Video chats for groups for meetings and the like. One-on-one services are already easier. In particular most chat clients seem to go OK. Maybe check out someone else’s listing if you want to get in-depth here.

Also Hangouts, Zoom…

Jitsi

Jitsi is open source and free, and the only one here which makes an attempt to protect your data from the company which hosts it. It’s browser based and requires no downloads on desktop.

Go ahead, video chat with the whole team. In fact, invite everyone you know. Jitsi Meet is a fully encrypted, 100% open source video conferencing solution that you can use all day, every day, for free — with no account needed.

I would like to know about the moderation features.

Having used it successfully I recommend it; I handles unlimited length meetings unlike commercial competitors. I am told it can in practice handle up to 35-ish participants. It will permit up to 75 to attempt to meet.

Lozya

Lozya is a video conferencing app which also simulates a virtual space in which to conference, so you can hide in a corner and talk with your mates. It is cute but I know little else about it.

Zoom

Zoom seems to be the current default one. it seems suspicious:

Zoom’s privacy page states: "Whether you have Zoom account or not, we may collect Personal Data from or about you when you use or otherwise interact with our Products." This includes, but is not limited to, your physical address, phone number, your job title, credit and debit card information, your Facebook account, your IP address, your OS and device details, and more."

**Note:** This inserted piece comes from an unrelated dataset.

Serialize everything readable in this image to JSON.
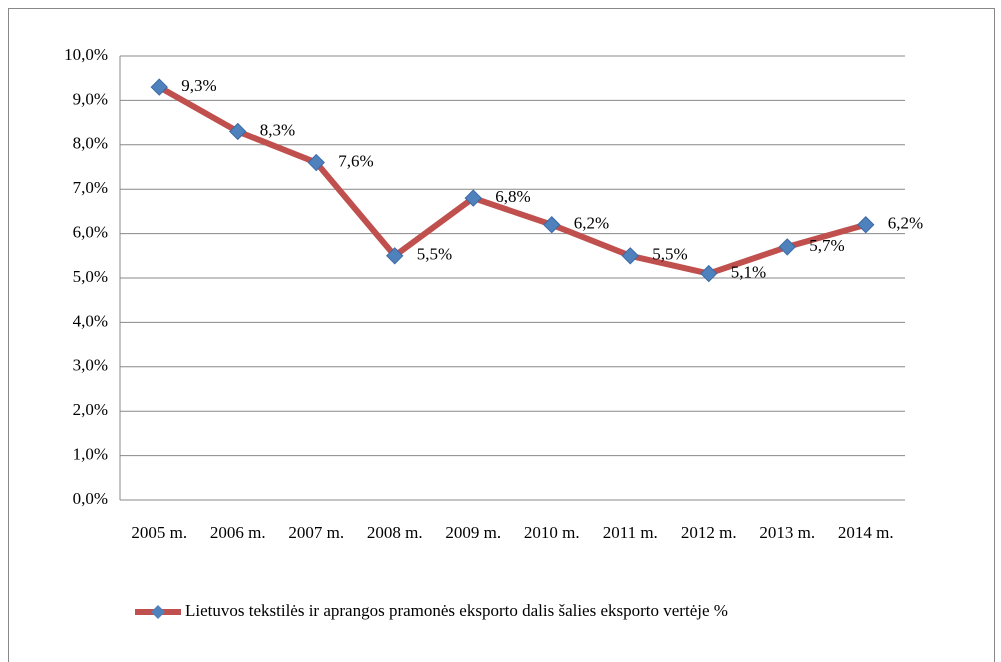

It has been caught covertly tracking you for Facebook. (UPDATE: Fixed when busted.) It actively monitors content in some ill-explained way. There has been such a copious fountain of zoom security gaffes that zoom-bashing feels like a thriving industry in its own right.

As with Skype, you can reduce the harm of this bit of spyware by not using the app, but keeping it sandboxed in your browser. Regardless of such precautions, it, like skype, is not end-to-end encrypted so you should expect your calls to get intercepted by nation-state or other in addition to whatever the company does internally with their data. of the various privacy infractions:

Skype

Skype is elderly video software without any especially useful qualities except for inertia to compensate for its downsides. Downsides include the fact that it is honeypot spyware, that reads your passwords and records your messages for unaccountable american surveillance programs. But you have some colleagues who are determined to use it, of course. You could run it in a docker jail, but it is probably simpler to use the web client. This will still let them monitor your calls, but at least it won’t waste your disk space or require you to install their suspect dumpster fire app.